Well, my problem is: I cannot introduce any coordinate systems to write the vectors as elements of $\mathbb{R}^2$ and I cannot use calculus to find the minimum of the function $|\vec{v}|(\theta)$. The only things I can use is the law of cosines and the parallelogram rule.
My only attempt was try to write $|\vec{v}|$ as a quadratic function of $\cos \theta$, because then I could find the minimum without calculus: just finding the vertex. However I've failed with this (I've found the norm of $\vec{v}$ as an implicit function of $\theta$), and I didn't find any other way to do it.
My problem is that I get confused to attack problem with just this minimum framework. How can I solve this? I know that this is very basic, so sorry because of that, but I've found this problem in a basic analytic geometry book, tried it out, and as I didn't find a way to solve it I got curious.
Thanks in advance for your help, and sorry again for such a basic question.

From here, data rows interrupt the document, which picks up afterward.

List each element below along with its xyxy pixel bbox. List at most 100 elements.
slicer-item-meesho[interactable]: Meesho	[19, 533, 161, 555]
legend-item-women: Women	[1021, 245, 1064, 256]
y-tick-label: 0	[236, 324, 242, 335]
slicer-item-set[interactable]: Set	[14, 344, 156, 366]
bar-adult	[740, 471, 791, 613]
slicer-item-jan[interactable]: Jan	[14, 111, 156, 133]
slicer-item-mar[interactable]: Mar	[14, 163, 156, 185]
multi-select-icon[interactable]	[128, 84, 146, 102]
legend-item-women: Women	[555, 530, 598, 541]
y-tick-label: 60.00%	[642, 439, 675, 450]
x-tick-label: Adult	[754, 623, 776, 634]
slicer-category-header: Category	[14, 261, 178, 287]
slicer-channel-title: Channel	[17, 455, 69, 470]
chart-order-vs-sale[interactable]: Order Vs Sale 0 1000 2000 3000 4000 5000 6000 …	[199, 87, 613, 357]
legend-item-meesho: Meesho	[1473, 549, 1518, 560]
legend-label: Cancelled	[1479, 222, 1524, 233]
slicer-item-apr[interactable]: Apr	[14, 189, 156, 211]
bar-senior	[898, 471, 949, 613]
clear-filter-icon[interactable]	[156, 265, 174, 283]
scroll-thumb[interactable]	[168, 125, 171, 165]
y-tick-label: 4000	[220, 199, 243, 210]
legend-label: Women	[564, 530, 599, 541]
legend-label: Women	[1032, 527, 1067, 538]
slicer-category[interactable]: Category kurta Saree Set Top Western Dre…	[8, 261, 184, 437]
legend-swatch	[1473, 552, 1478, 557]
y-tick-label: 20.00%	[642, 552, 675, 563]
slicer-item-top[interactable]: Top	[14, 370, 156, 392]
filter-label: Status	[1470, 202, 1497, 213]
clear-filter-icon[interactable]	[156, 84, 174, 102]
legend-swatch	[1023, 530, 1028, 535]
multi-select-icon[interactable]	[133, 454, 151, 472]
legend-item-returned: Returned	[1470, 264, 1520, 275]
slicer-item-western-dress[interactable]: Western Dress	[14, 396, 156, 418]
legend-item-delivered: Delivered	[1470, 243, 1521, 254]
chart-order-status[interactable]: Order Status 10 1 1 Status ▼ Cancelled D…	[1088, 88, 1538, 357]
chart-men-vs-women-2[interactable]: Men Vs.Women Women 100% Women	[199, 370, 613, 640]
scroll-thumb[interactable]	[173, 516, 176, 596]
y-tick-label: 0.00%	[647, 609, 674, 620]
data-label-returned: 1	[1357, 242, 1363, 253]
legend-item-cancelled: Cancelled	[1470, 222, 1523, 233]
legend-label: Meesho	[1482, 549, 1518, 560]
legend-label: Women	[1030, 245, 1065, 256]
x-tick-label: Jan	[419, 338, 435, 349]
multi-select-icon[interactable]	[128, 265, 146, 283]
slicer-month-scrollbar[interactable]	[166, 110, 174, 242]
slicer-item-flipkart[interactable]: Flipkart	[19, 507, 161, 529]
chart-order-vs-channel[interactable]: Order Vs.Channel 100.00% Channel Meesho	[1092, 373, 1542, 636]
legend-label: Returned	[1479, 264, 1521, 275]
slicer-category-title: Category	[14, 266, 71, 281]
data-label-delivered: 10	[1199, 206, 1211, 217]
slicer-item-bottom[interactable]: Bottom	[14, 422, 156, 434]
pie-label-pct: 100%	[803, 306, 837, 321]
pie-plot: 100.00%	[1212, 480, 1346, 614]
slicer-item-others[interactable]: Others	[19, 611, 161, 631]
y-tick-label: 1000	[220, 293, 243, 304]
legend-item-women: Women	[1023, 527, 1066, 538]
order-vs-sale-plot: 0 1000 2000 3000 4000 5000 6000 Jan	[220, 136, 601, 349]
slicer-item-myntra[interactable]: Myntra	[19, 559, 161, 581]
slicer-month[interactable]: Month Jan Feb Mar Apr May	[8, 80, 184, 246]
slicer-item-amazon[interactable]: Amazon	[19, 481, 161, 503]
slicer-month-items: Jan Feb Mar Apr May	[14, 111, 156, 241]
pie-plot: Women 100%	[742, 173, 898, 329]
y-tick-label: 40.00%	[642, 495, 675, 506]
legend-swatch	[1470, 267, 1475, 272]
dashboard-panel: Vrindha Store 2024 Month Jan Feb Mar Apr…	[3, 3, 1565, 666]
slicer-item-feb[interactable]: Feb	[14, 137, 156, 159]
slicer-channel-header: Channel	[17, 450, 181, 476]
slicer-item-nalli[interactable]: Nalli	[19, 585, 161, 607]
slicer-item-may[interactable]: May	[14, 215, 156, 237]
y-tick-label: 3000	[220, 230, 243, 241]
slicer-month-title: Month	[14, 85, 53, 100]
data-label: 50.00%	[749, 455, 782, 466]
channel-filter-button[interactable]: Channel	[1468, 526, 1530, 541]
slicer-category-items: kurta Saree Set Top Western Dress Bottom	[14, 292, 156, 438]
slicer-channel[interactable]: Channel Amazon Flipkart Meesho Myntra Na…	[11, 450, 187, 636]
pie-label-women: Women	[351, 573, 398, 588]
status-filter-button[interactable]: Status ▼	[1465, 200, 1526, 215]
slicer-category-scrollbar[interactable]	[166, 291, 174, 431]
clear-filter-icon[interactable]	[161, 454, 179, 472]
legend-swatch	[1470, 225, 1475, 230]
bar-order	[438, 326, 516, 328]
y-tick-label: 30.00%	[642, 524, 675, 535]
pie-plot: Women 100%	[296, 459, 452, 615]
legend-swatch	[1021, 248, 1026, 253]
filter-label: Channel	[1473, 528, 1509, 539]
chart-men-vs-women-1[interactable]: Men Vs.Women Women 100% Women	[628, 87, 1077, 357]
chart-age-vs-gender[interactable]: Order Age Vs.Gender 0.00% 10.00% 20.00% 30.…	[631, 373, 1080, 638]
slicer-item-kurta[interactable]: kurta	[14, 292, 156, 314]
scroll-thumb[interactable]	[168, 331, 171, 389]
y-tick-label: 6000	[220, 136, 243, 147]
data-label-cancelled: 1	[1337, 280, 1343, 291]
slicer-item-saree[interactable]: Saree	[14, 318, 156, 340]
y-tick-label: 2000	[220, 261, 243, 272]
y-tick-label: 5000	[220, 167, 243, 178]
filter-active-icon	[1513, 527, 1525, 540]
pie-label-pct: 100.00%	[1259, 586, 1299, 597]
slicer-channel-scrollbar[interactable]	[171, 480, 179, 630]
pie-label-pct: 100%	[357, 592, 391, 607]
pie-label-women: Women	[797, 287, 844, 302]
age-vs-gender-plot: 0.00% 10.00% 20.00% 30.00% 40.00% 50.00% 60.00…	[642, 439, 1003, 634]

You can do it directly with the law of cosines by completing the square. For short-hand I will just write $r$ for $|\vec{r}|$, etc., and $\phi$ for the angle between $\vec{r}$ and $\vec{u}$. $$ \begin{align} v^2 &=r^2+u^2-2ru\cos\phi \\ &=r^2+(u-r\cos\phi)^2-r^2\cos^2\phi \\ &\ge r^2(1-\cos^2\phi) = r^2\sin^2\phi \end{align} $$ with equality when $u=r\cos\phi$, i.e. when $r^2=u^2+v^2$.